‘subprocess’ is a new addition (Python 2.4), and it provides a convenient and powerful way to run system commands. (...and you should use it instead of os.system, commands.getstatusoutput, or any of the Popen modules).
Unfortunately subprocess is a bit hard to use at the moment; I’m hoping to help fix that for Python 2.6, but in the meantime here are some basic commands.
Let’s just try running a system command and retrieving the output:
>>> import subprocess
>>> p = subprocess.Popen(['/bin/echo', 'hello, world'], stdout=subprocess.PIPE)
>>> (stdout, stderr) = p.communicate()
>>> print stdout,
hello, world
What’s going on is that we’re starting a subprocess (running ‘/bin/echo hello, world’) and then asking for all of the output aggregated together.

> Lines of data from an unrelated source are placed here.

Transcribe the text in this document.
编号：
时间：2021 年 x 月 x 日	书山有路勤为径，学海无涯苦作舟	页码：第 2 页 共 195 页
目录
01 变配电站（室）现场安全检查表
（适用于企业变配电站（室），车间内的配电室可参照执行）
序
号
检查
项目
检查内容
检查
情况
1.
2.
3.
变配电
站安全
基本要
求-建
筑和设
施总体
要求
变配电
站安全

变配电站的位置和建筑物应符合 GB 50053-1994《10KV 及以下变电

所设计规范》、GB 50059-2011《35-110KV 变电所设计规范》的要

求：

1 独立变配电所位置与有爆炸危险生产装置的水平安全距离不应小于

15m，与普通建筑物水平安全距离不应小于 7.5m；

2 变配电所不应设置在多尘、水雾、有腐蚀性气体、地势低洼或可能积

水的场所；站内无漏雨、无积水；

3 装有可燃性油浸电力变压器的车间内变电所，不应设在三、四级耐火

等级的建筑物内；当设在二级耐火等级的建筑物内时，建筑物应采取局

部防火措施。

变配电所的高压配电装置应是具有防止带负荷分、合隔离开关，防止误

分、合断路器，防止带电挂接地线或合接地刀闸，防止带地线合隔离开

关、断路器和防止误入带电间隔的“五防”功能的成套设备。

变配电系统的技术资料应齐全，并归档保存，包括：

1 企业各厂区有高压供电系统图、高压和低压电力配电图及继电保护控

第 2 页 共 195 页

We could, for short strings, read directly from p.stdout (which is a file handle):
>>> p = subprocess.Popen(['/bin/echo', 'hello, world'], stdout=subprocess.PIPE)
>>> print p.stdout.read(),
hello, world
but you could run into trouble here if the command returns a lot of data; you should use communicate to get the output instead.
Let’s do something a bit more complicated, just to show you that it’s possible: we’re going to write to ‘cat’ (which is basically an echo chamber):
>>> from subprocess import PIPE
>>> p = subprocess.Popen(["/bin/cat"], stdin=PIPE, stdout=PIPE)
>>> (stdout, stderr) = p.communicate('hello, world')
>>> print stdout,
hello, world
There are a number of more complicated things you can do with subprocess – like interact with the stdin and stdout of other processes – but they are fraught with peril.